Rivington Arms
4 East 2nd Street, 1st Floor (at Bowery), 646-654-3213
East Village / Lower East Side
September 6 - October 6, 2007
Reception: Thursday, September 6, 6 - 8 PM
Web Site
For Carter Mull, photography is a not so much a transparent truth telling device, as it is a kind of inherently constructed material theatre that originates in the apparatus of photography itself. In Ethics of Everyday Fiction, his second solo show with Rivington Arms, Carter presents eight photographs, two propped sculptures, and one floor bound stage-like work – all material and semiotic investigations into ideas about historical and performative time and conditions.
In the recent past, Carter has produced traditionally hung photo works as well as both floor and ceiling bound photographic installations. His new sculptural work is reliant on the photographic idea of the trace, but the works push his formal lexicon by introducing painting as a mode of production used in the service of his prop like sculpture.

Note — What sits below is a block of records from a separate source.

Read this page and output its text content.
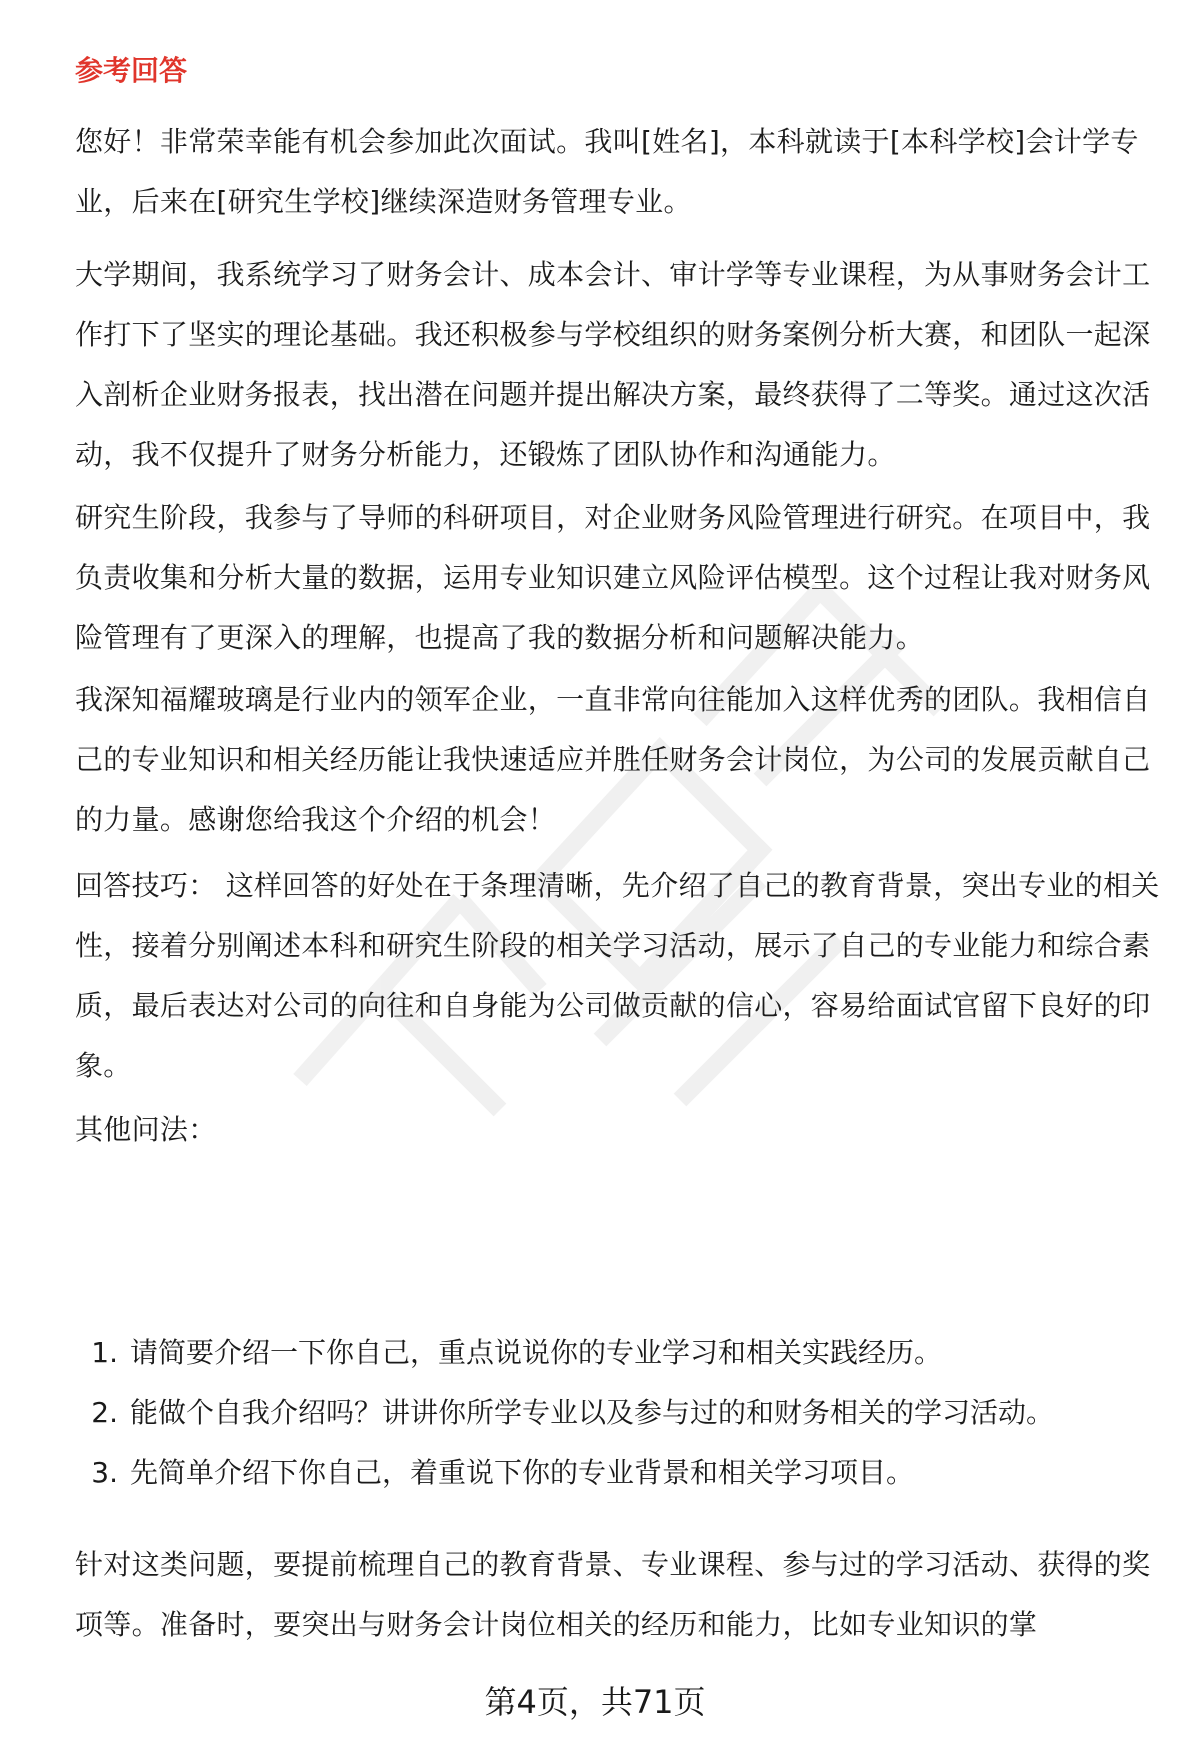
参考回答

您好！非常荣幸能有机会参加此次面试。我叫[姓名]，本科就读于[本科学校]会计学专业，后来在[研究生学校]继续深造财务管理专业。

大学期间，我系统学习了财务会计、成本会计、审计学等专业课程，为从事财务会计工作打下了坚实的理论基础。我还积极参与学校组织的财务案例分析大赛，和团队一起深入剖析企业财务报表，找出潜在问题并提出解决方案，最终获得了二等奖。通过这次活动，我不仅提升了财务分析能力，还锻炼了团队协作和沟通能力。

研究生阶段，我参与了导师的科研项目，对企业财务风险管理进行研究。在项目中，我负责收集和分析大量的数据，运用专业知识建立风险评估模型。这个过程让我对财务风险管理有了更深入的理解，也提高了我的数据分析和问题解决能力。

我深知福耀玻璃是行业内的领军企业，一直非常向往能加入这样优秀的团队。我相信自己的专业知识和相关经历能让我快速适应并胜任财务会计岗位，为公司的发展贡献自己的力量。感谢您给我这个介绍的机会！

回答技巧： 这样回答的好处在于条理清晰，先介绍了自己的教育背景，突出专业的相关性，接着分别阐述本科和研究生阶段的相关学习活动，展示了自己的专业能力和综合素质，最后表达对公司的向往和自身能为公司做贡献的信心，容易给面试官留下良好的印象。

其他问法：

1. 请简要介绍一下你自己，重点说说你的专业学习和相关实践经历。
2. 能做个自我介绍吗？讲讲你所学专业以及参与过的和财务相关的学习活动。
3. 先简单介绍下你自己，着重说下你的专业背景和相关学习项目。

针对这类问题，要提前梳理自己的教育背景、专业课程、参与过的学习活动、获得的奖项等。准备时，要突出与财务会计岗位相关的经历和能力，比如专业知识的掌

第4页，共71页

Like the Pictures generation, Carter makes photographs from photographs, but instead of relying on imagery from the media as the ultimate source, clippings from his extensive photographic archive are treated as just one of many active materials in his studio. Through his relationship to materials and his usage of photographic strategies, Carter’s work complicates the traditional notions of reportage and documentary by positing meaning in the photographic prints themselves. The new photographs are an extension of his 2007 solo show at Marc Foxx gallery in Los Angeles – and are as much structural investigations into the medium as they are visual forms of communication addressing concerns with performative, historical and material time.